Los dos detectives llevaban media hora agazapados junto al altar mayor, cuando observaron que el nivel del agua descendía súbitamente en la cueva al abrirse la puerta metálica que la unía con el pasaje subterráneo y aparecer dos hombres con negros trajes de inmersión.
A una señal de Fragela, los agentes situados en la sacristía desenfundaron las pistolas. Otros dos submarinistas aparecieron a continuación en la cueva, desprendiéndose del casco. Sus comentarios ascendían por la entornada puerta.
– No consigo comprender de dónde viene tanta agua. La pleamar fue hace doce horas, y sin embargo esto sigue medio inundado.
Bernal reconoció en el que hablaba al joven capitán visto en una anterior visita.
La próxima frase fue del coronel.
– Lo importante es haber sacado de la cárcel a estos valientes. Que se cambien, y los llevaremos a sus celdas antes de que vuelva la procesión.

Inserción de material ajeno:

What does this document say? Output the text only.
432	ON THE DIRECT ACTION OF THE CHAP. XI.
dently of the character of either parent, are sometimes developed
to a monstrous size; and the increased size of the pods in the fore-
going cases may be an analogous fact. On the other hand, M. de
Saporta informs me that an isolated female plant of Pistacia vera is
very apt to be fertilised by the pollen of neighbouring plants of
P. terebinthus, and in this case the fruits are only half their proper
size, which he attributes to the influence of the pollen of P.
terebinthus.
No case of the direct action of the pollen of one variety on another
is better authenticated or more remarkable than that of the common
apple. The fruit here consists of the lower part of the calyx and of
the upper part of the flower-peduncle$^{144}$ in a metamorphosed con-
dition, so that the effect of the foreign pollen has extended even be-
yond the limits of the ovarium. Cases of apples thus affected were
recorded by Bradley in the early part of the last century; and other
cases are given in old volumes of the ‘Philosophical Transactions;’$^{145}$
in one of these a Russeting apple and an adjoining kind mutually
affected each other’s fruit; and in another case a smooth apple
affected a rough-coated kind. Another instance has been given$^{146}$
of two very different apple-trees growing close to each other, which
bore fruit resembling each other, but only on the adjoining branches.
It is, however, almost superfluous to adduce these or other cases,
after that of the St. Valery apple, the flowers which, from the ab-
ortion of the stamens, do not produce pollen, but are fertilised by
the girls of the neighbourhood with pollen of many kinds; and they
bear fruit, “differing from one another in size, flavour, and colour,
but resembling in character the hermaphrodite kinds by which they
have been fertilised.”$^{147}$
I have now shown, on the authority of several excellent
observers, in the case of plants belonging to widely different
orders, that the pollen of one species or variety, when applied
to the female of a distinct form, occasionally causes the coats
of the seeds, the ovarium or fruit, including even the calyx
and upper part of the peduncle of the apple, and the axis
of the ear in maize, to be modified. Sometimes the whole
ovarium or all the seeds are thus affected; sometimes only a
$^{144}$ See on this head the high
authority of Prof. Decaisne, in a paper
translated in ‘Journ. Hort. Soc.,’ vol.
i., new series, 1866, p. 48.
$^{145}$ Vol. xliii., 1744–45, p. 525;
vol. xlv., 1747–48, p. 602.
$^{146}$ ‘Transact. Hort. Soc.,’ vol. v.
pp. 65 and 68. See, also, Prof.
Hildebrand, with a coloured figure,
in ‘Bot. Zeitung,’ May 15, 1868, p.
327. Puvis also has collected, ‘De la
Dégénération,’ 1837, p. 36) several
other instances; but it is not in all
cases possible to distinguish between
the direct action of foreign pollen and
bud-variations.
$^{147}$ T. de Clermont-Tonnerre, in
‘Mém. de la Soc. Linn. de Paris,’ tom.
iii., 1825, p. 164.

– Esto no es agua de mar, es agua dulce -observó uno de los huidos.
El coronel la probó.
– Cosas de ese prior chiflado. Debe de haber puesto en marcha la instalación, para que su supuesto milagro se produzca en el momento oportuno. Cuidado con beber demasiada agua de ésta -rió-, que os podríais encontrar con una sorpresa.
Comenzaron a subir los escalones que llevaban a la sacristía. No habían reparado en el cadáver de la monja, tendido detrás del pozo. En el momento en que entraban en la pequeña estancia, Bernal y Fragela, desenfundadas las armas, se unieron a los agentes que esperaban abajo.
– ¡Policía Judicial! -voceó el comisario-. ¡Quedan ustedes detenidos!
Los policías gaditanos esposaron rápidamente a los cuatro oficiales, que parpadeaban, de puro sorprendidos. El coronel fue el primero en recobrarse.
– ¿Quién es usted? -exclamó-. ¿Con qué autoridad se atreve a detenerme?
Mostrándole su placa de comisario de primera, con su dorada estrella de grueso relieve, Bernal replicó:
– Por orden de la JUJEM, el Ministro de Defensa y el del Interior. Se les conducirá a la jefatura de la Policía Judicial, para ser interrogados.
– No hemos cometido ningún delito -intervino audazmente el joven capitán-. Somos leales a nuestra patria, que es más de lo que se puede decir de usted.
– En primer lugar responderán de la muerte de una religiosa de este convento -dijo Bernal con firmeza-, cuyo cadáver se encuentra en la cueva de donde acaban de salir.
Los cuatro oficiales se miraron estupefactos, pero nada dijeron.
Expedidos ya los conspiradores en un furgón de la policía, de color pardo y enrejadas ventanillas, Bernal se quedó esperando la llegada de su patólogo y de su técnico pericial.
– Habrá que detener también al padre Sanandrés -le dijo a Fragela.
– Y, al vicealmirante que había de llevarse por mar a los escapados, ¿cómo le atrapamos, comisario?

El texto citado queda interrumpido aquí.